PS. Why all the downvotes? Sheesh.
Imagine opening an advanced textbook on a subject you don't understand, reading two paragraphs of it, and throwing up your hands in disgust because what does this even mean?
Could anyone summarize the difference between Pig and LensKit when applied to recommendation systems?
Any business where you have a large catalog that users are going to want to filter through. This gives you the ability to offer a shortcut to things they might find interesting. Other examples would be netflix, spotify, app stores, or coursera.
A Mortar account. You can sign up for a free Public account with Mortar here. If you want to keep your customized recommendation engine code private, you will need a Solo-level account ($99/month). Beyond that, you'll only pay for your actual usage of AWS cloud services (we never add an upcharge).

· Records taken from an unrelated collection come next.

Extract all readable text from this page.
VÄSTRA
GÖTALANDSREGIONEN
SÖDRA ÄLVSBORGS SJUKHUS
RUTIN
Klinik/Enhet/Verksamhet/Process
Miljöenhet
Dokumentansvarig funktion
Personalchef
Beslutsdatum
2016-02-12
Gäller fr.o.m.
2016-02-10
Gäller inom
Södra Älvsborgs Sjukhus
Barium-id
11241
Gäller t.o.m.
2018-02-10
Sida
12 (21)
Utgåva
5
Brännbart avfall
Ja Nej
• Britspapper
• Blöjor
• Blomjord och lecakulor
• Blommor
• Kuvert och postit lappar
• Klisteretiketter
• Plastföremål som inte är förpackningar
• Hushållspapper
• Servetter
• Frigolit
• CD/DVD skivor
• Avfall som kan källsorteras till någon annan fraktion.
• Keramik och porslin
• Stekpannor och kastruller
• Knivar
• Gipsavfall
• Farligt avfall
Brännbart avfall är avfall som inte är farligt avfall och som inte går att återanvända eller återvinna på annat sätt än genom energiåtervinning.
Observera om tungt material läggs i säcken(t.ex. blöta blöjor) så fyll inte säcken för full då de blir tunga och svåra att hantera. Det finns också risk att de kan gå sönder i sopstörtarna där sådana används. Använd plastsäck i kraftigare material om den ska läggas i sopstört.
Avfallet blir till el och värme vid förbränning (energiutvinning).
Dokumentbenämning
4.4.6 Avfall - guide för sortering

Kudos for the open source, but it looks like to actually use this for business you'll still need to pay. Unless i'm misreading it, "Open source but you'll still have to go through our platform" is pretty disingenuous.
It's just that making a big press release and blog post that brags about open sourcing, vs the reality that you can't actually do anything substantial with the code without paying for it... it seems off to me.
I get what they're trying to do, but to me the whole point of OS code is that you can self-host, and/or modify it for business use if you so choose.
To me this would be better served by advertising "We like you so much, we're giving away access to our service for free for noncommercial and test use, and opening up the code to the library so you can see how it works", but that's less interesting as click bait.
Maybe i'm just mis-reading the whole thing and you can self-host.
1. Everything in this github repository (https://github.com/mortardata/mortar-recsys) appears to be truly open - it's just a bunch of pig scripts, some java UDF definitions, and some python management code. There doesn't appear to be any dependencies on proprietary MortarData anything. All the code is licensed under the Apache 2.0 license.
2. The blog post states: " You can run this code anywhere. It’s built on widely-adopted open source technologies—Hadoop, Pig, and Python. But we think you’ll want to use our platform."
I think it's a nice model actually.
So either Mortar opensourced some feature-crippled fragment of their platform, and it relies on features from their proprietary platform heavily; or the statement of requirement Mortar account is property of the Tutorial's approach, not the opensourced code itself.
Those who know what Hadoop, Pig and the whole "Data Science Stack" is, will find this surely useful.